Johnnie Tillmon (1926 - 1995)

Johnnie Tillmon, born on this day in 1926, was a welfare rights activist who founded Aid to Needy Children Mothers Anonymous (ANC) and served as executive director of the National Welfare Rights Organization in 1972.

In 1963, Tillmon became ill and was encouraged to begin receiving welfare, having six children to feed as a single mother. Seeing how people on welfare were treated, she organized those on welfare in the housing project, and in 1963, she founded the ANC, which was one of the first grassroots welfare mothers' organizations in the country.

This organization later became part of the National Welfare Rights Organization (NWRO), with Tillmon becoming the first chair of the NWRO. In 1972, she became its executive director when George Wiley resigned. Wiley had been trying to mobilize the working poor, whereas Tillmon tried to align with the feminist movement.

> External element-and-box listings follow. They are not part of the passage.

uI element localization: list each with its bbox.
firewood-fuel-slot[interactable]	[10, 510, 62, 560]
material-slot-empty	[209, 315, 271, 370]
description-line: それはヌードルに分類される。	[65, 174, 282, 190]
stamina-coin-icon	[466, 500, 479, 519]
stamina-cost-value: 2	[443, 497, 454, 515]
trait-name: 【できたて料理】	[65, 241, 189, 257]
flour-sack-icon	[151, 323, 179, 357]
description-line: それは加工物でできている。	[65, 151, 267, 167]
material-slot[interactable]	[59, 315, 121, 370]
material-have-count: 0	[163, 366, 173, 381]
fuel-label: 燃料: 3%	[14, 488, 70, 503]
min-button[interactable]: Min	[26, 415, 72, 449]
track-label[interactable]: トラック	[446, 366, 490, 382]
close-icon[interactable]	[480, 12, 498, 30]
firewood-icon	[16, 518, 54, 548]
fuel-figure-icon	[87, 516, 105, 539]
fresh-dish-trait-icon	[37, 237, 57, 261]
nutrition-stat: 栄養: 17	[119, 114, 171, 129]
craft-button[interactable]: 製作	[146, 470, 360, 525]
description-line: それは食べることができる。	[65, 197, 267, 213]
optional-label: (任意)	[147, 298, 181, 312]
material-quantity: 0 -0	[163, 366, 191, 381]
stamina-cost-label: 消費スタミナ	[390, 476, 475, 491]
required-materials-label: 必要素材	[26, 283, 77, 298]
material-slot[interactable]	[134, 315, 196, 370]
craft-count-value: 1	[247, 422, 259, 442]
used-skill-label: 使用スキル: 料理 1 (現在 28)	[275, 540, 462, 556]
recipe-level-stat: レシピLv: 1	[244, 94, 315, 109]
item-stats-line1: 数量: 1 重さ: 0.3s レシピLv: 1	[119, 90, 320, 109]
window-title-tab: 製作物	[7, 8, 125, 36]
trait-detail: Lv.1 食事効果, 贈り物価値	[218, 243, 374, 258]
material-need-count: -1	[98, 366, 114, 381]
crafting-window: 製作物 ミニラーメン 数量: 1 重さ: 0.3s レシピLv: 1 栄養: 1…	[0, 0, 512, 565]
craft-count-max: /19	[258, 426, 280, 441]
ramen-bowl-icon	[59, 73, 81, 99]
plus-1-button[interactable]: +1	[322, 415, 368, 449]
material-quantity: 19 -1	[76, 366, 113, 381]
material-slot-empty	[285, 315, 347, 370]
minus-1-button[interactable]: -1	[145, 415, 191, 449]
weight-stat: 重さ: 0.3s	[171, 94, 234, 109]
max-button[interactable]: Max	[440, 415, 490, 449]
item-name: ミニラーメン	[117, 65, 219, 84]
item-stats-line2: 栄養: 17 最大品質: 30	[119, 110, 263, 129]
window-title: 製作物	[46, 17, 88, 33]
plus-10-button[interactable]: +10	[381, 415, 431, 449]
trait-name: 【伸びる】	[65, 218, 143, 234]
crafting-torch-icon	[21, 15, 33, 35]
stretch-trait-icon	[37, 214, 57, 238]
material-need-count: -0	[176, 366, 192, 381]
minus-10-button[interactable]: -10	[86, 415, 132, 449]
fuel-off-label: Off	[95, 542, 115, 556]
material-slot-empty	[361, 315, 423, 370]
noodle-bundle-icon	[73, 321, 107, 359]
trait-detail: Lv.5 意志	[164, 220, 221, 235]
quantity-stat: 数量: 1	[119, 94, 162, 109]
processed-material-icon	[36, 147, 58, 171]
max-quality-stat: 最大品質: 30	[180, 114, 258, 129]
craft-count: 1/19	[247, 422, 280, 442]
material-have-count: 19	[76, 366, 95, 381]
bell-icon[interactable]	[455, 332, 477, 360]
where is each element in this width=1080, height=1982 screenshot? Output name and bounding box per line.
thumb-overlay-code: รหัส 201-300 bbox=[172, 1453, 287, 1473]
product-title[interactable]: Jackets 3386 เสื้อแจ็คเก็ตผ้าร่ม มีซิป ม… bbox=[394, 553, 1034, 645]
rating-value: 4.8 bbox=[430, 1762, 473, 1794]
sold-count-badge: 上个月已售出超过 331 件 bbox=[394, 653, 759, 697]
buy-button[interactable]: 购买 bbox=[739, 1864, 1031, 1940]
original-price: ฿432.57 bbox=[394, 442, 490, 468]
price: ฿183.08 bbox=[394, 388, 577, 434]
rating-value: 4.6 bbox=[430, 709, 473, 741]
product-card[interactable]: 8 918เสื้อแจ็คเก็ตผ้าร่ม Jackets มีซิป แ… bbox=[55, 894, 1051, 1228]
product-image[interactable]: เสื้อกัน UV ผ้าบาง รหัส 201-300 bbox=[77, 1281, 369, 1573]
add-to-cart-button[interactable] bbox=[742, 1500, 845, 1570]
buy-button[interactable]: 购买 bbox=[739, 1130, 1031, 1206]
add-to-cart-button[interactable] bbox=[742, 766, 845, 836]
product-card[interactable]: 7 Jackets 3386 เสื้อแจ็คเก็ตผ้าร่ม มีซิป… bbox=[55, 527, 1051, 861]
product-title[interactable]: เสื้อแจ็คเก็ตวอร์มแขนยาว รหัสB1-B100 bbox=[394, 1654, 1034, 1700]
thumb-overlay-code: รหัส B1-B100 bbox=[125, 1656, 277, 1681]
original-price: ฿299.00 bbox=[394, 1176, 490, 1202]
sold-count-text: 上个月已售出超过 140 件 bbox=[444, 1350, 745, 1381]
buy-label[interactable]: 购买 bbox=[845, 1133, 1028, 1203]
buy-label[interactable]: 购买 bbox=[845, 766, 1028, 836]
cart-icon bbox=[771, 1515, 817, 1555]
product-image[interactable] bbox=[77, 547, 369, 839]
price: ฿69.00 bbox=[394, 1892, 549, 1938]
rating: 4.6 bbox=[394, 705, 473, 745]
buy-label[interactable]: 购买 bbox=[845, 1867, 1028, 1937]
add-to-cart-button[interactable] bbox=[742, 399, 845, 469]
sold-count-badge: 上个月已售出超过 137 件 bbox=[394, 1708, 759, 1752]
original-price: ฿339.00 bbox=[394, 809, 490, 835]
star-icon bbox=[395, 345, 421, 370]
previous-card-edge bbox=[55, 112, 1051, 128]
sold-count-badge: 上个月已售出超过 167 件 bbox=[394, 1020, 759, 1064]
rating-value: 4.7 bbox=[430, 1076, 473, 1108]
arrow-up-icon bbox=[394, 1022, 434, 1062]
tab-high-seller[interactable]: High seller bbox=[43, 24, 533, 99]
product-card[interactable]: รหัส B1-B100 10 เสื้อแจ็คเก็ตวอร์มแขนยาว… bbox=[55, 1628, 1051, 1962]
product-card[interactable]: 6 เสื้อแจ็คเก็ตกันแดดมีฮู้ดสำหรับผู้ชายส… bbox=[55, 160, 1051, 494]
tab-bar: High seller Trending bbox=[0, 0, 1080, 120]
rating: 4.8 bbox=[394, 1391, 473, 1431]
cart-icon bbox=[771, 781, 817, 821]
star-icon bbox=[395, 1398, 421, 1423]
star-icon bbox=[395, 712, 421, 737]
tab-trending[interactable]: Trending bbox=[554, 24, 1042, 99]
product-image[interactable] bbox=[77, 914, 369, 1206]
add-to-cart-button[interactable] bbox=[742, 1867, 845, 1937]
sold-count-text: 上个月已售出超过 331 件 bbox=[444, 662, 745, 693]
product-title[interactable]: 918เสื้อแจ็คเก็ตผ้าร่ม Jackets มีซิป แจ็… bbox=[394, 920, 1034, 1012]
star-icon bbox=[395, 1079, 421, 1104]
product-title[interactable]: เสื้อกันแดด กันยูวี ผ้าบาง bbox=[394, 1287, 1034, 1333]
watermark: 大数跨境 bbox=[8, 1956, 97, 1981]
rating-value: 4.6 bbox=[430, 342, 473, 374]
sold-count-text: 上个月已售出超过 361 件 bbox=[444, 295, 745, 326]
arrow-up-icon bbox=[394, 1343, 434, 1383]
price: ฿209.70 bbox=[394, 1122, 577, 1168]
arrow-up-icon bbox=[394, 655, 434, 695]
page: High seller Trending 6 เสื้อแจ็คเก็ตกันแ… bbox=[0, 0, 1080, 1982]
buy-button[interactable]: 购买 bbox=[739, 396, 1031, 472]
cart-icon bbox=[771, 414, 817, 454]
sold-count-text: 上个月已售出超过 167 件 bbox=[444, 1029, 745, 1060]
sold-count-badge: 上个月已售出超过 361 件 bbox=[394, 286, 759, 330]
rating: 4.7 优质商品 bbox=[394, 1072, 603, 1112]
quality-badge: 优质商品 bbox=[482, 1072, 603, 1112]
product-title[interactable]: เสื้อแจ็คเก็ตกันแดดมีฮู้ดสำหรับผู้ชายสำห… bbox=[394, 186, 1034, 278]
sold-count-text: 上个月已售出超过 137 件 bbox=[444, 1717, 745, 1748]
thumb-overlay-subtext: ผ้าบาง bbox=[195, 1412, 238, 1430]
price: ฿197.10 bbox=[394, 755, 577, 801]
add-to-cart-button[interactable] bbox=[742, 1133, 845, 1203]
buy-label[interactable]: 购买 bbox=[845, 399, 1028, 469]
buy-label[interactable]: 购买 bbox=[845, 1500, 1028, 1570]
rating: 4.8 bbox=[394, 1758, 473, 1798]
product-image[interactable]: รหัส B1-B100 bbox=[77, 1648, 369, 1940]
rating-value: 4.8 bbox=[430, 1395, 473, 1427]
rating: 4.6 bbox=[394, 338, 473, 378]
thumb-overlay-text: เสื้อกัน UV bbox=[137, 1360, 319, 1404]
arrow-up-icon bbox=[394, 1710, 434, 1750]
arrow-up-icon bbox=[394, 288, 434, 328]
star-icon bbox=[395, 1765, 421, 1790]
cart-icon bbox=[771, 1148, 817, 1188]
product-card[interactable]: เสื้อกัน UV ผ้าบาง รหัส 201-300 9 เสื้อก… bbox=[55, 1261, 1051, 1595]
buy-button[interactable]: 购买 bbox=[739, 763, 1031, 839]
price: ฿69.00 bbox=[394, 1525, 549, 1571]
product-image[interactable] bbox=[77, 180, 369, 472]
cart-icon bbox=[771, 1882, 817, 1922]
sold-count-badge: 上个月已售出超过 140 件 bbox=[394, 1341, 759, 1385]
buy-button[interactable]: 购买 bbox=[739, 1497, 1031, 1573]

Tillmon's 1972 essay, "Welfare Is a Woman's Issue", which was published in the women's magazine "Ms.", emphasized women's right to adequate income, regardless of whether they worked in a factory or at home raising children. The National Union of the Homeless used what was called a "Johnnie Tillmon model" of organizing, named after her.

"For a lot of middle-class women in this country, Women's Liberation is a matter of concern. For women on welfare, it's a matter of survival."